Compensation is also up. Recent offers guarantee $220,000 to $250,000 a year, though the most coveted workers are getting more than $300,000, said Jessica Hersch, who targets bank analysts for private-equity clients of Glocap Search, a New York-based headhunting firm. “It’s a domino effect every year and this was a very intense year,” Hersch said. In investing terms, private-equity firms are taking a very long position on an asset class with a very short record of performance.
The alternative, however, is missing out on tireless, young finance machines in a period when the global buyout sector is trying to deploy nearly $540 billion in cash, according to industry research firm Preqin Ltd. Investing that much money means screening many potential target companies, which, in turn, means bringing to bear a small army of workers to crunch financial models and hammer out due diligence.
In 2009, many private-equity firms waited until September to make offers for jobs that would start about 12 months later. Last year, they started sending offer letters in mid-summer. This spring, the rush started March 3, according to Jeannine Santarelli head of associate recruiting at The Carlyle Group.

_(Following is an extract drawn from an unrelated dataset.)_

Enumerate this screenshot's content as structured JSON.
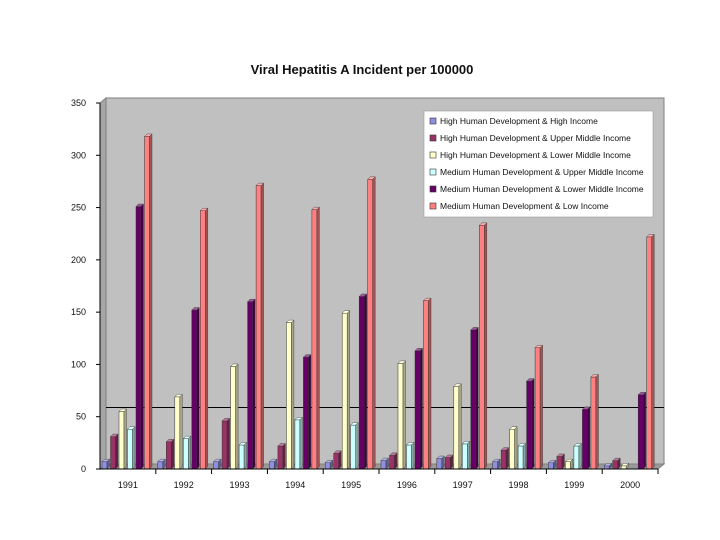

Within two weeks, the top candidates were spoken for, including the 16 analysts that Carlyle signed on to start in August 2012. “It’s not in the bank’s best interest, it’s not in private-equity’s best interest and it’s certainly not in the best interest of the analysts,” Santarelli said of the accelerated recruiting. “But once someone pushes the button, we have to go, because we can’t risk losing out on the best and brightest.”
Private-equity firms focus on a pool of 1,000 to 1,500 analysts at Wall Street’s big investment banks, according to Scott Rostan, whose Wall Street preparation company Training the Street will break in close to 12,000 banking analysts this summer. Generally, about 5% to 10% of those candidates get offers from buyout firms. Junior analysts are the foot-soldiers of finance. While their bosses are wining and dining captains of industry, analysts tweak Powerpoints and crunch Excel simulations into the early morning hours.
Geoff Robinson, who will train about 1,300 bank analysts this summer for 7City Learning, said rookie bankers are “bled dry” in the course of their two-year posting. He recalled bumping into two haggard analysts at a London hotel just months after he had trained them.
“These guys were 24-years-old and both looked like they were in their early 30s,” Robinson said. “I was shocked.”
The chance to jump to the buyout industry, which, on a whole, offers slightly better hours and much more compensation, is fairly attractive. Scores of analysts are spending $300 to $1,000 for one-on-one coaching on how to ace a private-equity interview, according to Training the Street. Trevor Nelson, the company’s lead private-equity instructor, has had about 50 requests for such “bespoke” guidance this year to date, up from 35 last year. “We saw the demand get compressed into what you might call a stampede back in March,” Nelson said.
Senior investment bankers understand that the hiring is part of the free market and do not want to rebuff private-equity firms, which count as some of their most lucrative clients. The recent rush to recruit, however, is starting to spark friction on Wall Street. A number of firms, including Barclays, Deutsche and Morgan Stanley, declined to comment for this piece.
A former Bank of America analyst we spoke with who asked not to be named said his boss was “particularly sensitive” to outside recruiting. “If you wanted to interview, you kind of had to sneak out the door with a folder under your jacket,” he said. “So, that’s what a lot of us did.”
The candidate eventually joined Lightyear Capital, a New York-based private equity firm, but did not tell his boss until a few months later when the firm was weighing extension offers. Recruiters said a few investment banks have moved to stem brain-drain. At least one senior managing director at a bulge-bracket bank sent a letter to private-equity recruiters last year urging them to wait until the greenhorn analysts had a few more months under their belts, according to a recruiter who spoke on the condition of anonymity for fear of angering a potential client.
Now, some banks are “signaling” to high performers that they will likely be promoted to associate at the end of their initial two-year period or at least get an offer to stay on for a third year, according to Rostan at Training the Street.
Still, banks struggle with “a big disconnect” between when their top analysts are hired away and when they know which of the rookies are “keepers. “To me, it’s a sign of the overall bullishness,” Rostan said. “Private equity is getting its swagger back.”